By Jim Heise, senior lecturer for the Department of Mechanical Engineering
Every year, ISU spends a day at our state capitol giving legislators, state employees and visitors the opportunity to see all the great things we do at Iowa State University. I was happy bring along some of my best and most enthusiastic students from the ISU Cyclone Space Mining Club with their project – a prototype for a space mining rover that could potentially help astronauts survive on the moon or Mars or some other far-off planetoid.
In the capitol rotunda, we shared with many the things the students do and the impact their work has on our state, nation and the world. We have seen many incredible things in the past few years, which includes the incredible growth in enrollment in engineering at Iowa State! The technologies impacted by engineering have grown exponentially and students are seeing that and want to be a part of it.
I had the opportunity to share with a state legislator the value of a degree in engineering from Iowa State. It was fun to explain the many changes that are happening in education and professional practice and how students are seeing the advantages of taking part in the adventure that can be found in the STEM (science, technology, engineering and mathematics). Iowa State is deeply immersed in STEM, and I got to share with my new found friend that at Iowa State nearly 1 in 4 students are now engineering majors. All the STEM fields have bright futures with many challenges and good pay.
Students from the Cyclone Space Mining Club also made an impact that day.
The club represents one of hundreds of student organizations on campus. These clubs allow our ever-growing university to maintain a small-campus feel through the many friendships our students can find in these small communities on campus. Better still, many of these clubs allow the students to apply what they learn in the classroom to projects and activities sponsored by these groups. It is through this “Science through Practice,” which is part of our charter as a land-grant university, that makes Iowa State University such a unique place.
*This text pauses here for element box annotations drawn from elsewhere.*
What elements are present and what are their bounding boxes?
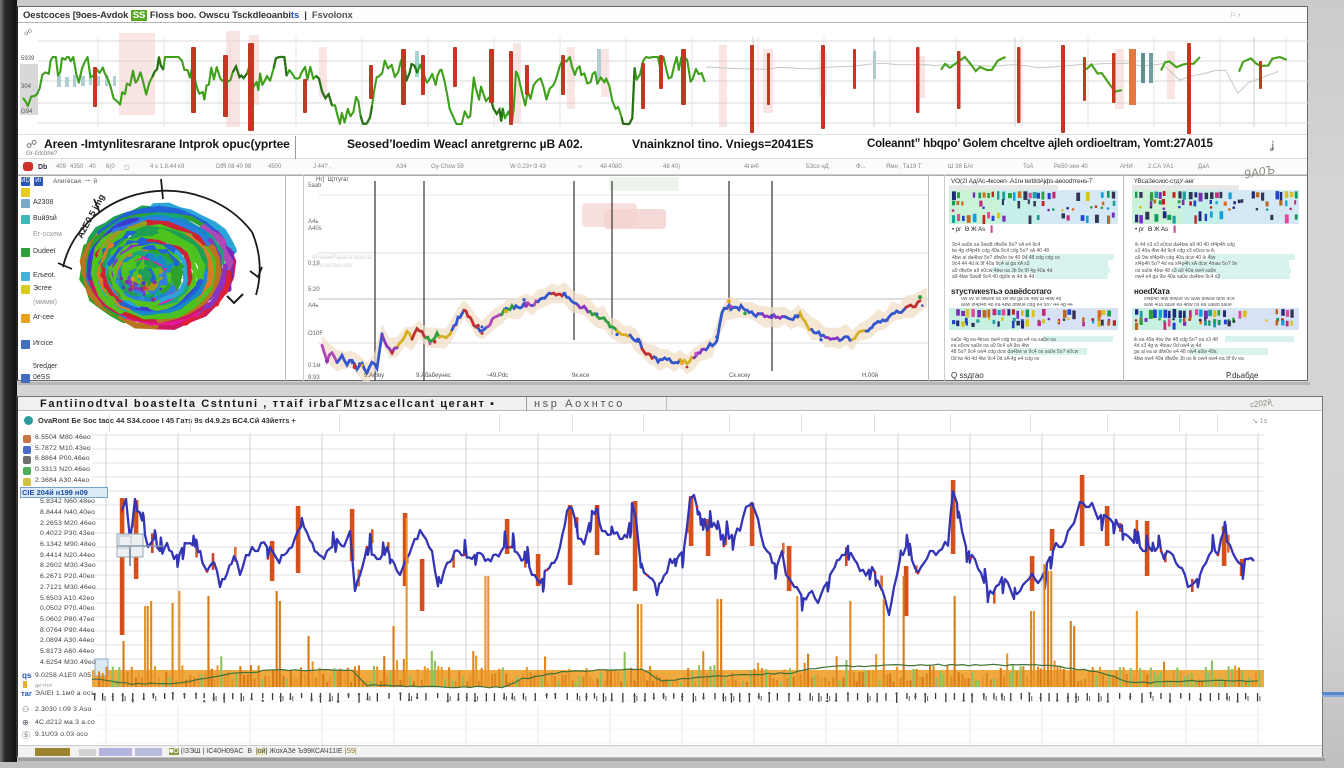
svg-text:G94: G94 [21,109,33,115]
svg-text:5939: 5939 [21,56,35,62]
svg-text:304: 304 [21,84,32,90]
svg-text:☍: ☍ [24,28,32,37]
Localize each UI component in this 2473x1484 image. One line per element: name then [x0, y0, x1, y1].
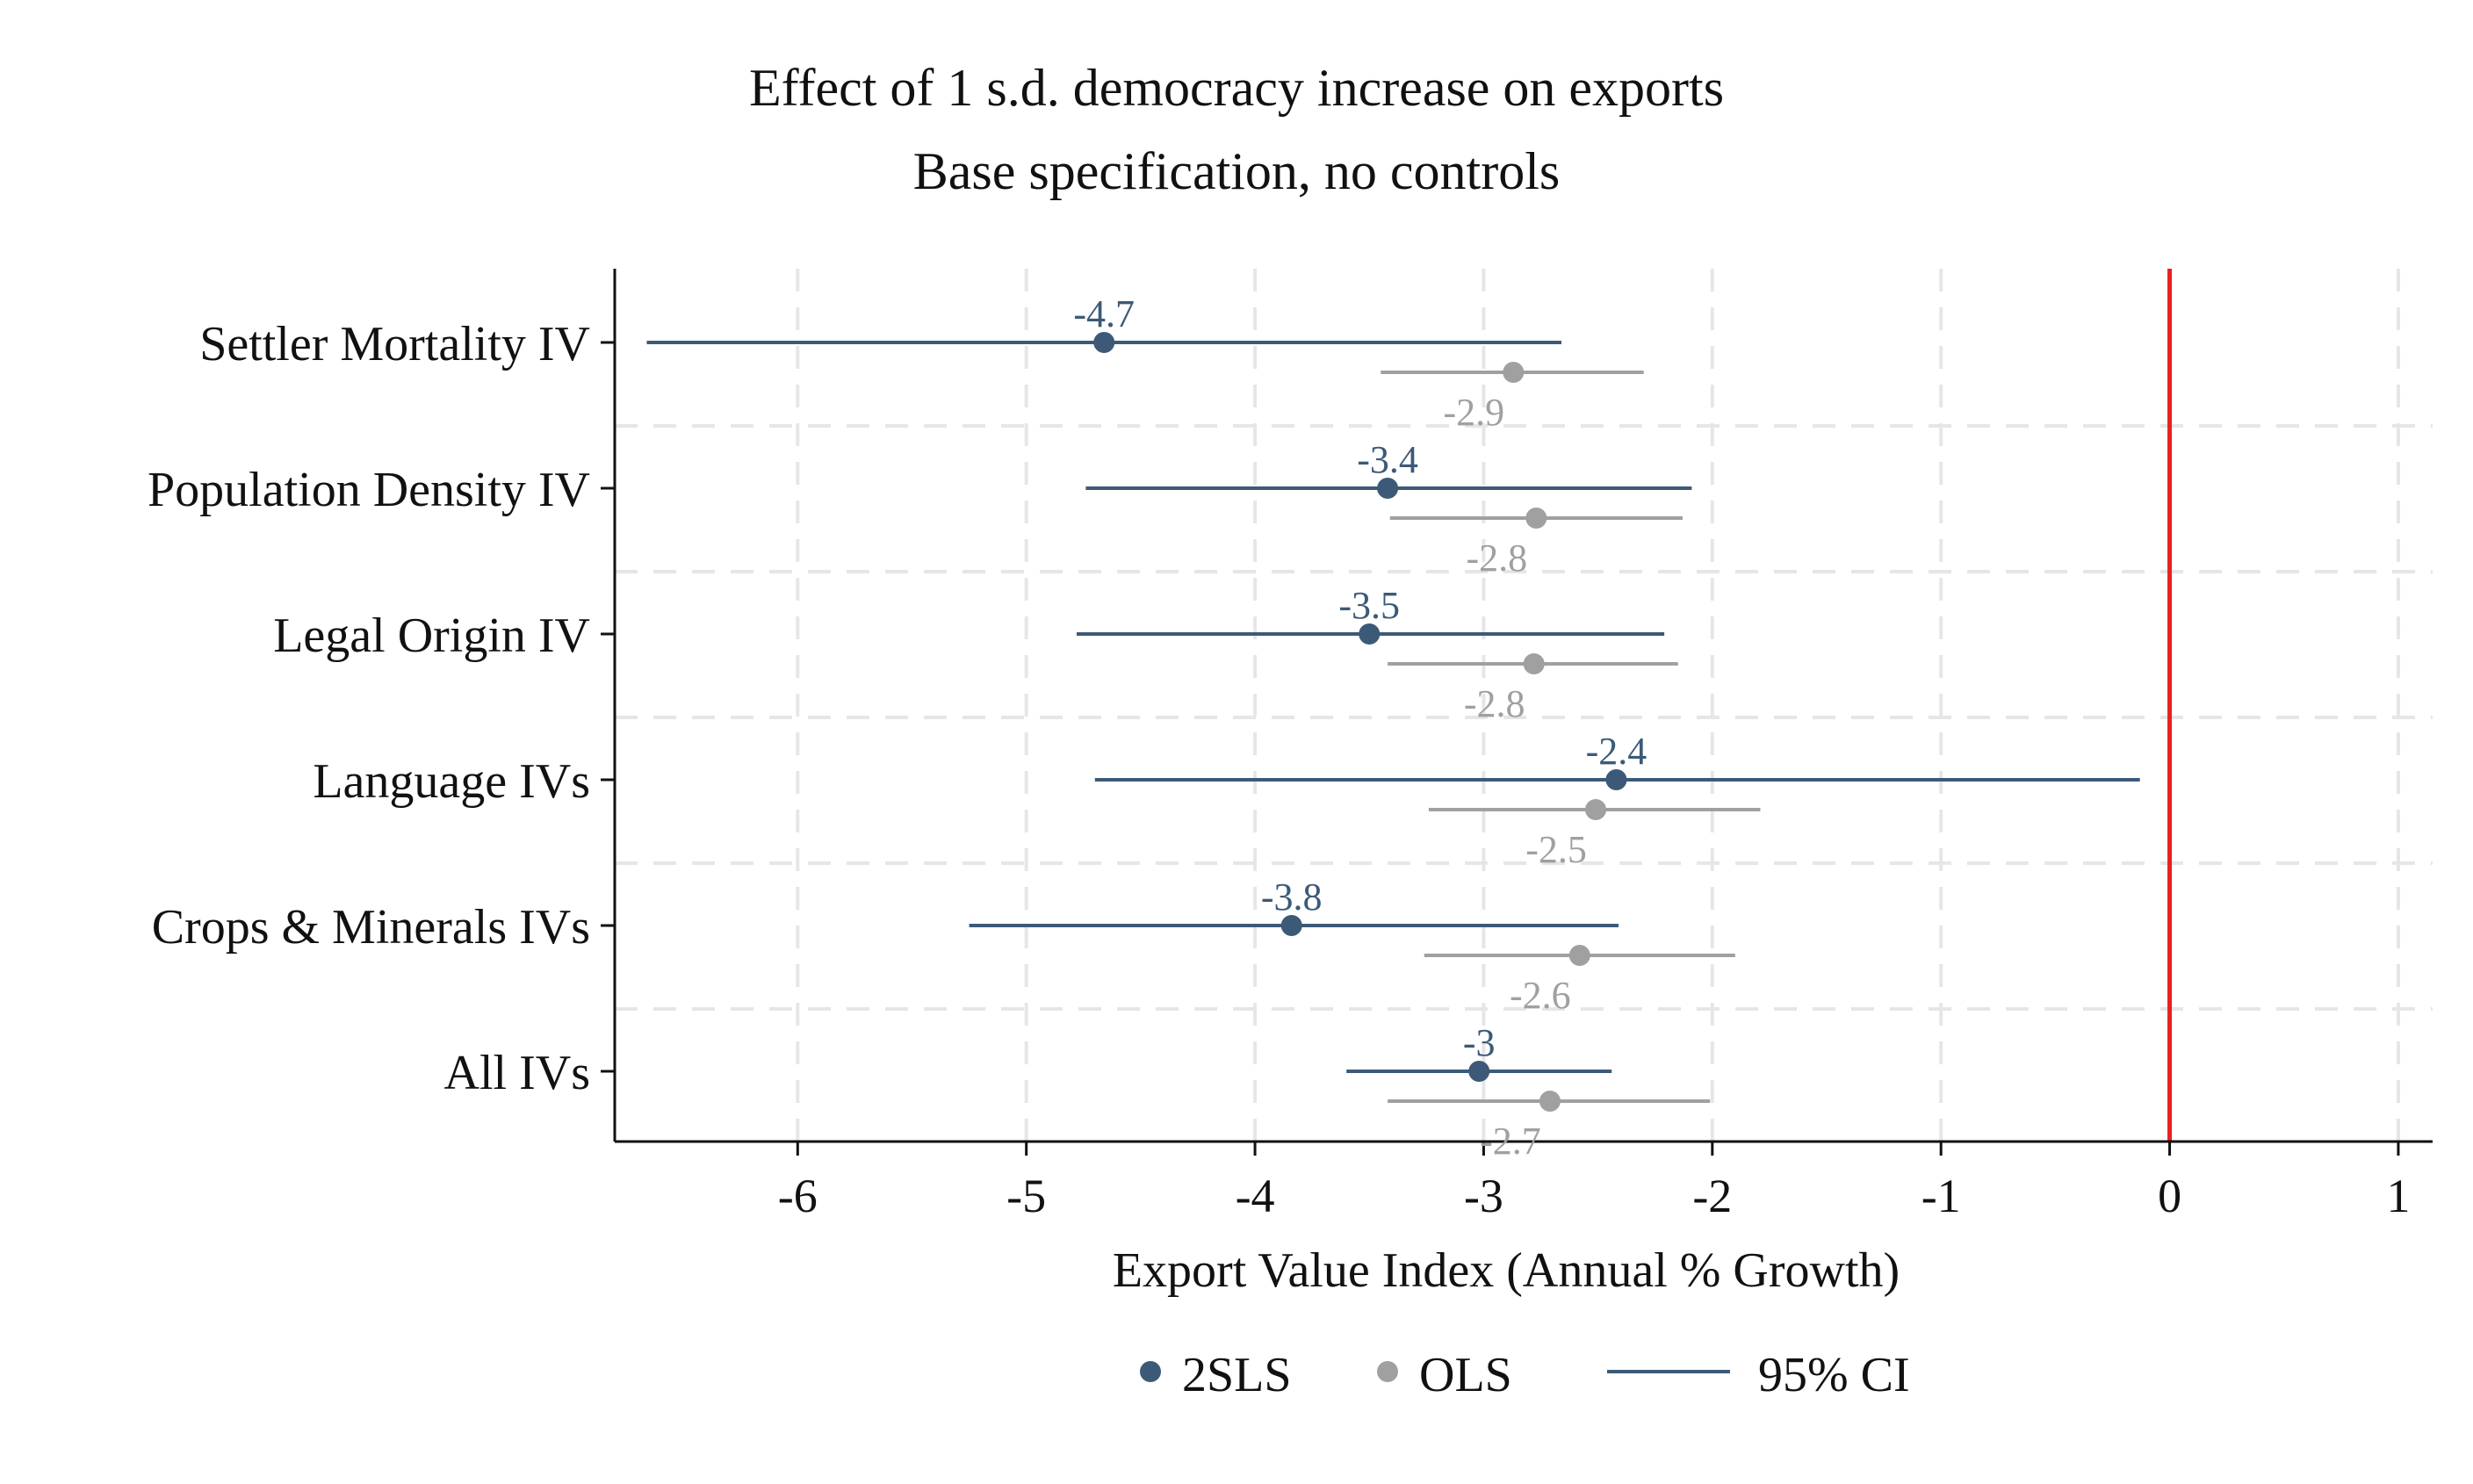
ols-value-label: -2.9 [1443, 391, 1504, 434]
2sls-value-label: -3.8 [1261, 875, 1323, 918]
ols-point [1585, 799, 1607, 820]
x-tick-label: -4 [1236, 1170, 1275, 1222]
ols-value-label: -2.8 [1464, 682, 1525, 725]
y-category-label: Population Density IV [148, 463, 590, 517]
legend-label: 2SLS [1182, 1348, 1292, 1402]
2sls-point [1093, 332, 1115, 353]
2sls-value-label: -3.5 [1338, 584, 1400, 627]
2sls-point [1359, 623, 1381, 645]
y-category-label: Legal Origin IV [273, 609, 590, 663]
2sls-point [1605, 769, 1627, 790]
x-tick-label: 0 [2158, 1170, 2181, 1222]
x-axis-title: Export Value Index (Annual % Growth) [1113, 1243, 1900, 1298]
y-category-label: Settler Mortality IV [199, 317, 590, 371]
x-tick-label: -6 [778, 1170, 818, 1222]
2sls-value-label: -3 [1463, 1021, 1496, 1064]
legend-marker-2sls [1140, 1361, 1161, 1382]
x-tick-label: -3 [1464, 1170, 1503, 1222]
ols-point [1568, 945, 1590, 966]
y-category-label: Crops & Minerals IVs [152, 900, 590, 955]
legend-label: 95% CI [1758, 1348, 1910, 1402]
x-tick-label: -5 [1006, 1170, 1046, 1222]
legend-marker-ols [1377, 1361, 1398, 1382]
ols-value-label: -2.7 [1480, 1120, 1541, 1163]
x-tick-label: 1 [2386, 1170, 2410, 1222]
2sls-value-label: -3.4 [1357, 438, 1418, 481]
x-tick-label: -2 [1692, 1170, 1732, 1222]
y-category-label: Language IVs [313, 754, 590, 809]
2sls-point [1280, 915, 1302, 936]
chart-subtitle: Base specification, no controls [912, 142, 1561, 200]
ols-value-label: -2.5 [1525, 828, 1587, 871]
chart-title: Effect of 1 s.d. democracy increase on e… [748, 59, 1725, 117]
2sls-value-label: -2.4 [1586, 730, 1647, 773]
ols-point [1503, 362, 1525, 383]
ols-value-label: -2.8 [1466, 537, 1527, 580]
ols-point [1525, 508, 1547, 529]
ols-value-label: -2.6 [1510, 974, 1571, 1017]
2sls-point [1377, 478, 1399, 499]
x-tick-label: -1 [1921, 1170, 1961, 1222]
legend-label: OLS [1419, 1348, 1512, 1402]
ols-point [1523, 653, 1545, 674]
ols-point [1539, 1091, 1561, 1112]
2sls-point [1468, 1061, 1490, 1082]
y-category-label: All IVs [444, 1046, 590, 1100]
2sls-value-label: -4.7 [1073, 292, 1135, 335]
And, it’s one of many reasons that students and their parents see us as a great place to get an education, and an adventure to boot!
Cyclone Space Mining is focused on designing and building a prototype space rover for collecting regolith on the moon or Mars. The club competes every May at the Kennedy Space Center Visitor’s Complex in Florida and has the chance to interact directly with NASA engineers and astronauts. The technology these students learn is incredible and serves to help them to land incredible jobs after graduation.
But that’s not all this club does. The students in this club, which includes not only engineer majors but education, communication, psychology, business and more, go out to our public schools to promote STEM to the children there. They also visit other events such as the state FIRST LEGO League championships, the Science Center of Iowa, and more. The weekend before the ISU Day at the Capitol, some members of the club took the rover to Kent State University to participate in a mock space mining competition with three other universities (they took second). At the same time, other club members were at the Science Center of Iowa for the Girls in Science Fair. There, they were helping new potential engineers, scientists (and astronauts dare I say) learn how parachutes work and why they are so important in space flight. In addition to this, after the event at the capitol, the club is headed to Marshalltown, Iowa, to give an educational program for a science education event.
Is engineering contagious? You bet it is! What other profession in the world lets you create at the rate engineering does and have such a benefit to society. Whether it be collecting rocks on the moon or helping a developing nation see economic expansion through better ways to live and work. It could also be solving problems related to climate by developing clean energies or developing more efficient appliances that use less of it.
The great thing about engineering at Iowa State is that we have our feet planted squarely on the ground as we reach for the stars. How do we do that? Ask Clayton Anderson, he’s an engineer, an astronaut, an ISU alum and all around nice guy. He’ll be giving a talk to our engineering students and anyone who wants to catch the “engineering bug” on February 20 to kick off E-week. Don’t miss it!